Préférence système d’Ugo Bienvenu paru chez Denoël Graphic, grand prix de la critique ACBD 2020, ma préférence à moi? Bien plus que ça : mon gros, très gros, coup de cœur à moi! Fahrenheit 2.0, 2055 odyssée du cyberespace, dystopie mâtinée de poésie, ce roman graphique pose de nombreuses questions philosophiques telles que la sauvegarde puis la transmission du beau et de la mémoire collective de l’humanité.

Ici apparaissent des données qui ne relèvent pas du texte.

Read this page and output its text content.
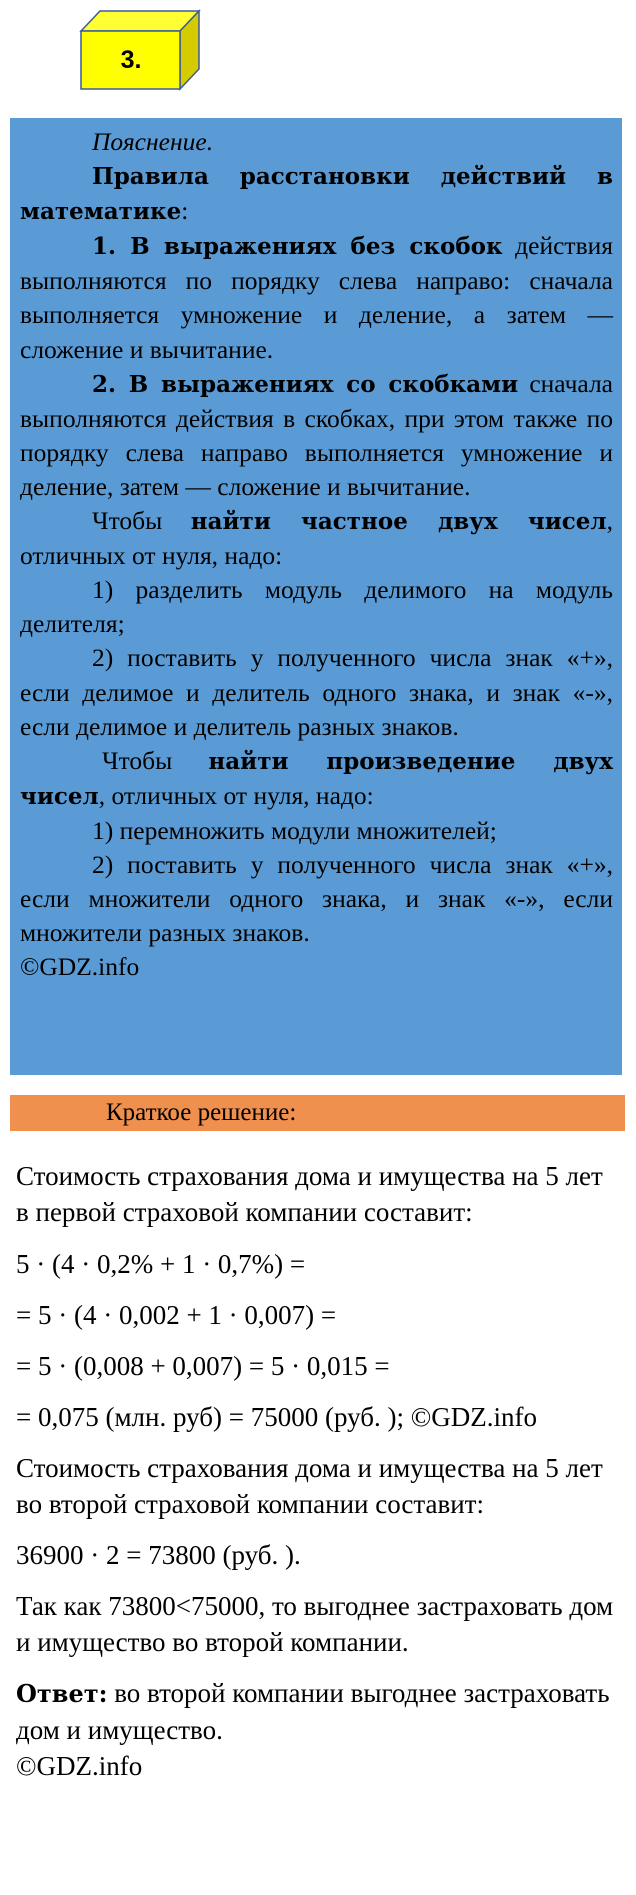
3.

Пояснение.

Правила расстановки действий в математике:

1. В выражениях без скобок действия выполняются по порядку слева направо: сначала выполняется умножение и деление, а затем — сложение и вычитание.

2. В выражениях со скобками сначала выполняются действия в скобках, при этом также по порядку слева направо выполняется умножение и деление, затем — сложение и вычитание.

Чтобы найти частное двух чисел, отличных от нуля, надо:

1) разделить модуль делимого на модуль делителя;

2) поставить у полученного числа знак «+», если делимое и делитель одного знака, и знак «-», если делимое и делитель разных знаков.

Чтобы найти произведение двух чисел, отличных от нуля, надо:

1) перемножить модули множителей;

2) поставить у полученного числа знак «+», если множители одного знака, и знак «-», если множители разных знаков.

©GDZ.info

Краткое решение:

Стоимость страхования дома и имущества на 5 лет в первой страховой компании составит:

5 · (4 · 0,2% + 1 · 0,7%) =

= 5 · (4 · 0,002 + 1 · 0,007) =

= 5 · (0,008 + 0,007) = 5 · 0,015 =

= 0,075 (млн. руб) = 75000 (руб. ); ©GDZ.info

Стоимость страхования дома и имущества на 5 лет во второй страховой компании составит:

36900 · 2 = 73800 (руб. ).

Так как 73800<75000, то выгоднее застраховать дом и имущество во второй компании.

Ответ: во второй компании выгоднее застраховать дом и имущество.

©GDZ.info
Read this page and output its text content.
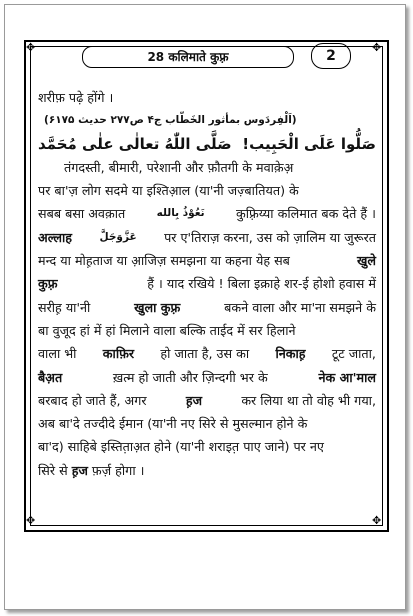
28 कलिमाते कुफ़्र	2
✥	✥
✥	✥
शरीफ़ पढ़े होंगे ।
(اَلْفِردَوس بمأثور الخَطّاب ج۴ ص۲۷۷ حديث ۶۱۷۵)
صَلَّی اللّٰهُ تعالٰی علٰی مُحَمَّد صَلُّوا عَلَی الْحَبِیب!
तंगदस्ती, बीमारी, परेशानी और फ़ौतगी के मवाक़ेअ़
पर बा'ज़ लोग सदमे या इश्तिआ़ल (या'नी जज़्बातियत) के
सबब बसा अवक़ात	نَعُوْذُ بِالله कुफ़्रिय्या कलिमात बक देते हैं ।
अल्लाह	عَزَّوَجَلَّ पर ए'तिराज़ करना, उस को ज़ालिम या जुरूरत
मन्द या मोह़ताज या आ़जिज़ समझना या कहना येह सब	खुले
कुफ़्र	हैं । याद रखिये ! बिला इक्राहे शर-ई होशो हवास में
सरीह़ या'नी	खुला कुफ़्र	बकने वाला और मा'ना समझने के
बा वुजूद हां में हां मिलाने वाला बल्कि ताईद में सर हिलाने
वाला भी काफ़िर हो जाता है, उस का निकाह़ टूट जाता,
बैअ़त	ख़त्म हो जाती और ज़िन्दगी भर के	नेक आ'माल
बरबाद हो जाते हैं, अगर	ह़ज	कर लिया था तो वोह भी गया,
अब बा'दे तज्दीदे ईमान (या'नी नए सिरे से मुसल्मान होने के
बा'द) साहिबे इस्तित़ाअ़त होने (या'नी शराइत़ पाए जाने) पर नए
सिरे से
ह़ज
फ़र्ज़ होगा ।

Ce roman graphique s’ouvre en 2055 sur les funérailles d’Anthony, le père d’Yves Mothon qui exerce le métier d’archiviste dans une société gérant le big data. Son rôle? Détruire les données jugées inutiles afin d’éviter la saturation du système. Et quelles sont-elles? Celles qui sont le moins consultées. Aussi décidera-t-on de sauvegarder les vidéos sur youtube , les posts sur les réseaux sociaux au détriment d’œuvres majeures de notre patrimoine artistique tels 2001 Odyssée de l’espace ou l’œuvre intégrale de W.H. Auden. Yves, lui, veut sauver ce qu’il considère comme la beauté du monde. Inlassablement, il tentera de défendre ces œuvres devant deux juges, le plus souvent en vain. Alors, avant de les détruire, il en sauvegardera les données dans la mémoire de son robot domestique Mikki, se mettant en péril ainsi que sa femme Emy - avec laquelle il entretient des rapports de plus en plus tendus - et leur enfant à venir. Ce n’est pas Emy qui porte le bébé mais Mikki, programmé par Yves pour sauvegarder les fichiers subtilisés mais également protéger Isi, la petite fille à naitre au cas où les choses tourneraient mal...
Suite à des soupçons de fuites, le bureau des enquêtes va lancer une investigation afin de découvrir le coupable. L’étau se resserre et Yves se verra contraint de prendre la fuite avec Emy, Mikki et son précieux chargement, direction l’Auvergne.
Y parviendront-ils tous sains et saufs ? Les données seront-elles sauvées?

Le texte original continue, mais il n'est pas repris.